The error is in stating $I(X;Y) = h(X)$, in fact $I(X;Y)$ isn't defined when $X$ is a continuous random variable and $Y=X$ because the random (vector) variable $(X,Y)$ isn't continuous (doesn't have a joint pdf).
The joint cdf $F(x,y) = P(X \leq x, Y \leq y) = P(X \leq \min(x,y))$ has a "ridge" along $x=y$ which prevents it from being differentiable. Formally the "density" would be $f_X(x) \delta(x-y)$ where $\delta$ is the dirac distribution (generalized function), but it makes no sense to plug this in into the integral formula for mutual information of continuous variables since the log of a distribution (generalized function) and product of distributions (generalized function) with non-disjoint support isn't defined.
What you can do is to consider $X$ with a discrete distribution with $2^n$ equiprobable values in $[0,1]$, then $I(X;Y) = H(X) = n$. Then you get that the supremum over those distributions is $\infty$ and thus $C = \infty$.
You can relate differential entropy to classical entropy by considering a quantization of the continuous random variable, see my answer here Differential Entropy
This interpretation says that the entropy of the quantized variable is approximately (in fine quantization limit) equal to the differential entropy plus the entropy of a uniform variable with $2^n$ values if quantization is done uniformly with intervals of length $\Delta = 2^{-n}$. In case of $(X,Y)$ being continuous this means that the continuous mutual information $I(X;Y) = h(X)-h(X|Y)$ both terms have the additional $\log \Delta$ terms when comparing to the discrete mutual information of the quantized versions of the variables.
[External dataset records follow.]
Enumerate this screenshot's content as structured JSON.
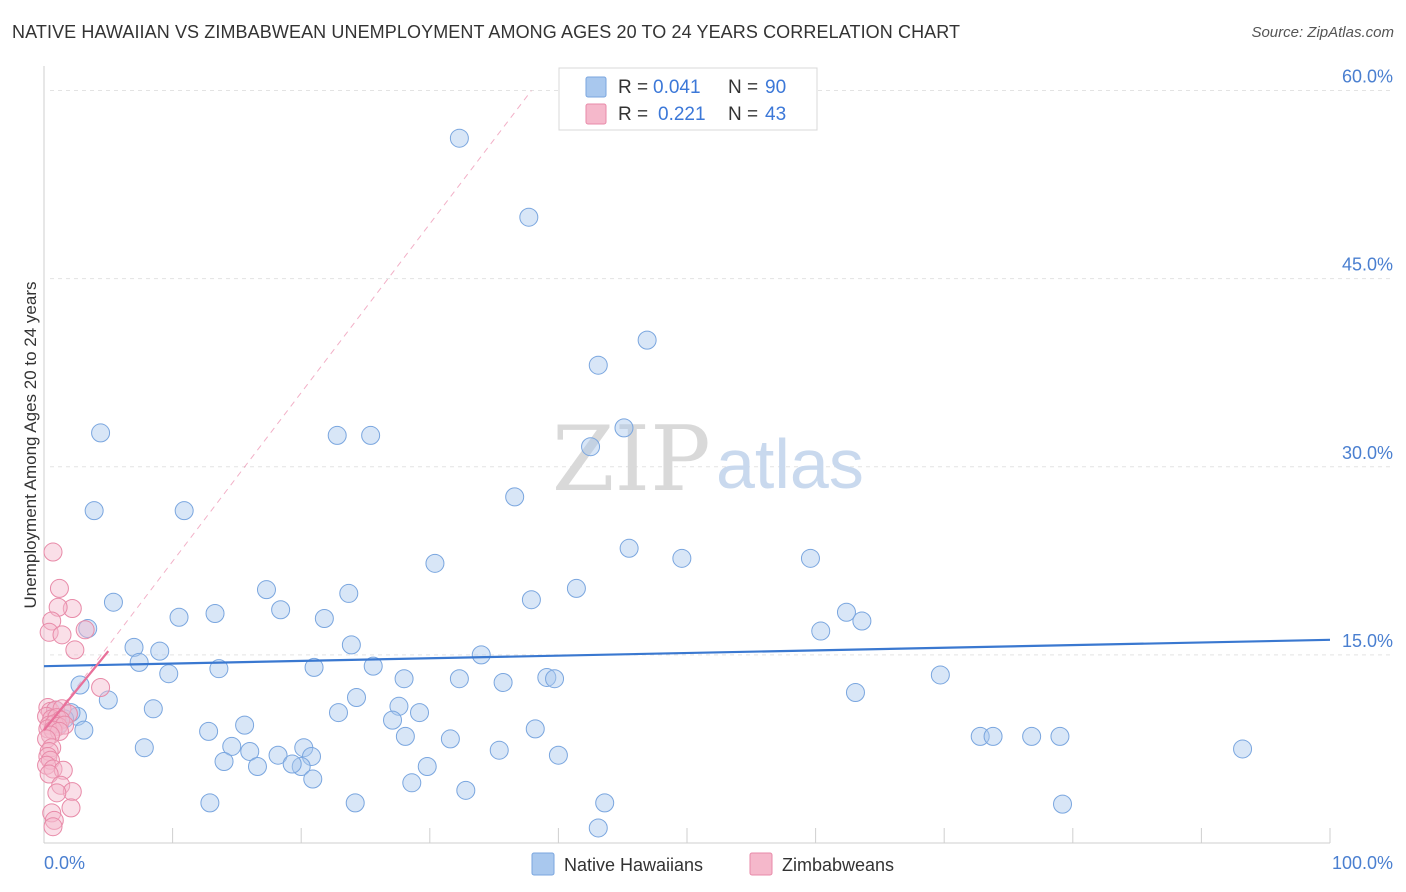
{
  "title": "NATIVE HAWAIIAN VS ZIMBABWEAN UNEMPLOYMENT AMONG AGES 20 TO 24 YEARS CORRELATION CHART",
  "source": "Source: ZipAtlas.com",
  "watermark": {
    "zip": "ZIP",
    "atlas": "atlas"
  },
  "colors": {
    "blue": "#a9c8ee",
    "blue_stroke": "#7aa6df",
    "blue_line": "#3a78d0",
    "pink": "#f5b8cb",
    "pink_stroke": "#e88aa8",
    "pink_line": "#e8709a",
    "tick": "#4a7fd0"
  },
  "legend": {
    "r_label": "R =",
    "n_label": "N =",
    "rows": [
      {
        "r": "0.041",
        "n": "90"
      },
      {
        "r": "0.221",
        "n": "43"
      }
    ]
  },
  "chart_data": {
    "type": "scatter",
    "title": "NATIVE HAWAIIAN VS ZIMBABWEAN UNEMPLOYMENT AMONG AGES 20 TO 24 YEARS CORRELATION CHART",
    "xlabel": "",
    "ylabel": "Unemployment Among Ages 20 to 24 years",
    "xlim": [
      0,
      100
    ],
    "ylim": [
      0,
      61
    ],
    "x_tick_labels": [
      {
        "value": 0,
        "label": "0.0%"
      },
      {
        "value": 100,
        "label": "100.0%"
      }
    ],
    "y_ticks": [
      {
        "value": 15,
        "label": "15.0%"
      },
      {
        "value": 30,
        "label": "30.0%"
      },
      {
        "value": 45,
        "label": "45.0%"
      },
      {
        "value": 60,
        "label": "60.0%"
      }
    ],
    "series": [
      {
        "name": "Native Hawaiians",
        "r": 0.041,
        "n": 90,
        "trend": {
          "x0": 0,
          "y0": 14.1,
          "x1": 100,
          "y1": 16.2
        },
        "points": [
          [
            32.3,
            56.2
          ],
          [
            37.7,
            49.9
          ],
          [
            46.9,
            40.1
          ],
          [
            43.1,
            38.1
          ],
          [
            45.1,
            33.1
          ],
          [
            4.4,
            32.7
          ],
          [
            22.8,
            32.5
          ],
          [
            25.4,
            32.5
          ],
          [
            42.5,
            31.6
          ],
          [
            36.6,
            27.6
          ],
          [
            3.9,
            26.5
          ],
          [
            10.9,
            26.5
          ],
          [
            45.5,
            23.5
          ],
          [
            30.4,
            22.3
          ],
          [
            49.6,
            22.7
          ],
          [
            59.6,
            22.7
          ],
          [
            17.3,
            20.2
          ],
          [
            23.7,
            19.9
          ],
          [
            41.4,
            20.3
          ],
          [
            37.9,
            19.4
          ],
          [
            5.4,
            19.2
          ],
          [
            13.3,
            18.3
          ],
          [
            18.4,
            18.6
          ],
          [
            10.5,
            18.0
          ],
          [
            21.8,
            17.9
          ],
          [
            62.4,
            18.4
          ],
          [
            63.6,
            17.7
          ],
          [
            3.4,
            17.1
          ],
          [
            60.4,
            16.9
          ],
          [
            7.0,
            15.6
          ],
          [
            9.0,
            15.3
          ],
          [
            23.9,
            15.8
          ],
          [
            34.0,
            15.0
          ],
          [
            7.4,
            14.4
          ],
          [
            21.0,
            14.0
          ],
          [
            25.6,
            14.1
          ],
          [
            13.6,
            13.9
          ],
          [
            9.7,
            13.5
          ],
          [
            28.0,
            13.1
          ],
          [
            32.3,
            13.1
          ],
          [
            39.1,
            13.2
          ],
          [
            39.7,
            13.1
          ],
          [
            35.7,
            12.8
          ],
          [
            69.7,
            13.4
          ],
          [
            2.8,
            12.6
          ],
          [
            63.1,
            12.0
          ],
          [
            5.0,
            11.4
          ],
          [
            24.3,
            11.6
          ],
          [
            8.5,
            10.7
          ],
          [
            22.9,
            10.4
          ],
          [
            27.6,
            10.9
          ],
          [
            29.2,
            10.4
          ],
          [
            2.6,
            10.1
          ],
          [
            1.2,
            9.5
          ],
          [
            15.6,
            9.4
          ],
          [
            27.1,
            9.8
          ],
          [
            38.2,
            9.1
          ],
          [
            12.8,
            8.9
          ],
          [
            14.6,
            7.7
          ],
          [
            28.1,
            8.5
          ],
          [
            31.6,
            8.3
          ],
          [
            72.8,
            8.5
          ],
          [
            73.8,
            8.5
          ],
          [
            76.8,
            8.5
          ],
          [
            79.0,
            8.5
          ],
          [
            93.2,
            7.5
          ],
          [
            7.8,
            7.6
          ],
          [
            16.0,
            7.3
          ],
          [
            18.2,
            7.0
          ],
          [
            20.2,
            7.6
          ],
          [
            20.8,
            6.9
          ],
          [
            35.4,
            7.4
          ],
          [
            40.0,
            7.0
          ],
          [
            14.0,
            6.5
          ],
          [
            16.6,
            6.1
          ],
          [
            20.0,
            6.1
          ],
          [
            19.3,
            6.3
          ],
          [
            29.8,
            6.1
          ],
          [
            20.9,
            5.1
          ],
          [
            28.6,
            4.8
          ],
          [
            32.8,
            4.2
          ],
          [
            12.9,
            3.2
          ],
          [
            24.2,
            3.2
          ],
          [
            43.6,
            3.2
          ],
          [
            79.2,
            3.1
          ],
          [
            43.1,
            1.2
          ],
          [
            2.1,
            10.4
          ],
          [
            1.6,
            9.9
          ],
          [
            0.9,
            10.6
          ],
          [
            3.1,
            9.0
          ]
        ]
      },
      {
        "name": "Zimbabweans",
        "r": 0.221,
        "n": 43,
        "trend": {
          "x0": 0,
          "y0": 9.0,
          "x1": 5.0,
          "y1": 15.3
        },
        "trend_extended": {
          "x0": 0,
          "y0": 9.0,
          "x1": 37.9,
          "y1": 60.0
        },
        "points": [
          [
            0.7,
            23.2
          ],
          [
            1.2,
            20.3
          ],
          [
            2.2,
            18.7
          ],
          [
            1.1,
            18.8
          ],
          [
            0.6,
            17.7
          ],
          [
            3.2,
            17.0
          ],
          [
            0.4,
            16.8
          ],
          [
            1.4,
            16.6
          ],
          [
            2.4,
            15.4
          ],
          [
            4.4,
            12.4
          ],
          [
            0.3,
            10.8
          ],
          [
            0.5,
            10.5
          ],
          [
            0.9,
            10.6
          ],
          [
            1.4,
            10.7
          ],
          [
            1.9,
            10.3
          ],
          [
            0.2,
            10.1
          ],
          [
            0.6,
            9.9
          ],
          [
            1.0,
            10.0
          ],
          [
            1.3,
            9.8
          ],
          [
            0.4,
            9.4
          ],
          [
            0.8,
            9.5
          ],
          [
            1.1,
            9.3
          ],
          [
            1.6,
            9.4
          ],
          [
            0.3,
            9.1
          ],
          [
            0.7,
            9.0
          ],
          [
            1.2,
            8.9
          ],
          [
            0.5,
            8.6
          ],
          [
            0.2,
            8.3
          ],
          [
            0.6,
            7.6
          ],
          [
            0.4,
            7.3
          ],
          [
            0.3,
            6.9
          ],
          [
            0.5,
            6.6
          ],
          [
            0.2,
            6.2
          ],
          [
            0.7,
            5.9
          ],
          [
            1.5,
            5.8
          ],
          [
            0.4,
            5.5
          ],
          [
            1.3,
            4.6
          ],
          [
            2.2,
            4.1
          ],
          [
            1.0,
            4.0
          ],
          [
            2.1,
            2.8
          ],
          [
            0.6,
            2.4
          ],
          [
            0.8,
            1.8
          ],
          [
            0.7,
            1.3
          ]
        ]
      }
    ],
    "legend_position": "top-center",
    "grid": true
  }
}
This motivates the usage of continuous mutual information as a fine quantization limit or quantization independent measure.
Edit:
That $I(X;Y)$ isn't defined when $(X,Y)$ doesn't have a pdf might be a bit of a cop-out. You may also consider the channel $Y=X$ as the limit of channels $Y_\sigma = X + Z_\sigma$ where $Z_\sigma \sim N(0,\sigma)$ and $X$ and $Z_\sigma$ are independent. The limit considered is when $\sigma \to 0$.
Then $I(X;Y_\sigma) = h(Y_\sigma) - h(Y_\sigma|X)$. The pdf of $Y_\sigma$ is the convolution of the pdf of $X$ and $Z_\sigma$, so in case $X$ is uniform on $[0,1]$ it will be a mollified (smoothed) version of the uniform distribution on $[0,1]$ and will tend to the uniform distribution as $\sigma \to 0$. So $h(Y_\sigma) \to 0$ as $\sigma \to 0$. The distribution of $Y_\sigma$ conditioned on $X=x$ will be $N(x,\sigma)$ and thus have differential entropy $\log(\sigma \sqrt{2\pi e})$ which is independent of $x$ so integrating it multiplied with the pdf of $X$ gives $h(Y_\sigma | X) = \log(\sigma \sqrt{2\pi e}) \to -\infty$ and thus $C_\sigma = \sup_X h(Y_\sigma)-h(Y_\sigma|X) \to \infty$ as $\sigma \to 0$.
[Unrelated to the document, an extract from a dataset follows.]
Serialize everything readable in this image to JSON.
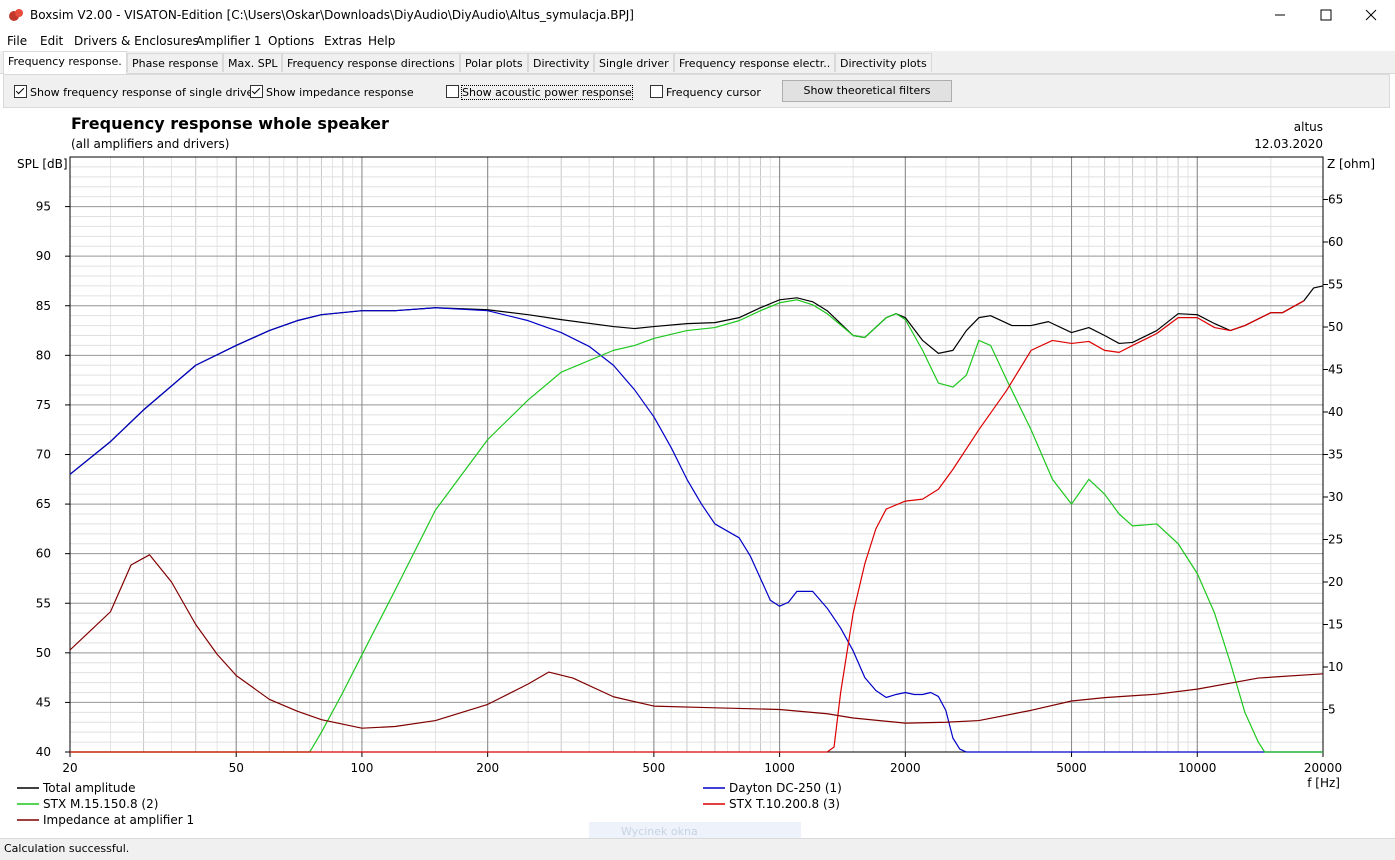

This indicates that $h(X|X)$ might be interpreted as $-\infty$ which certainly isn't 0. This is also consistent with $h(Z_\sigma) \to -\infty$ as $\sigma \to 0$ which is considering a constant random variable approximated by gaussians. The same happens if you consider uniform distribution $U_n$ on $[0,2^{-n}]$ where $h(U_n) = -n \to -\infty$, etc.
However, beware of overinterpreting this. You may also consider an approximation $D_{m,n}$ of a discrete variable with $2^n$ equiprobable values in $[0,1]$ by placing intervals of width $2^{-m}$ (where $m\geq n$) covering each of the $2^n$ values. Then $h(D_{m,n}) = n-m \to -\infty$ as $m\to \infty$. So making the continuous variable approach a discrete distribution makes its differential entropy tend to $-\infty$.
So, just because differential entropy "is" $-\infty$ doesn't mean the random variable is constant. This also illustrates another aspect of the difference between classical entropy and differential entropy.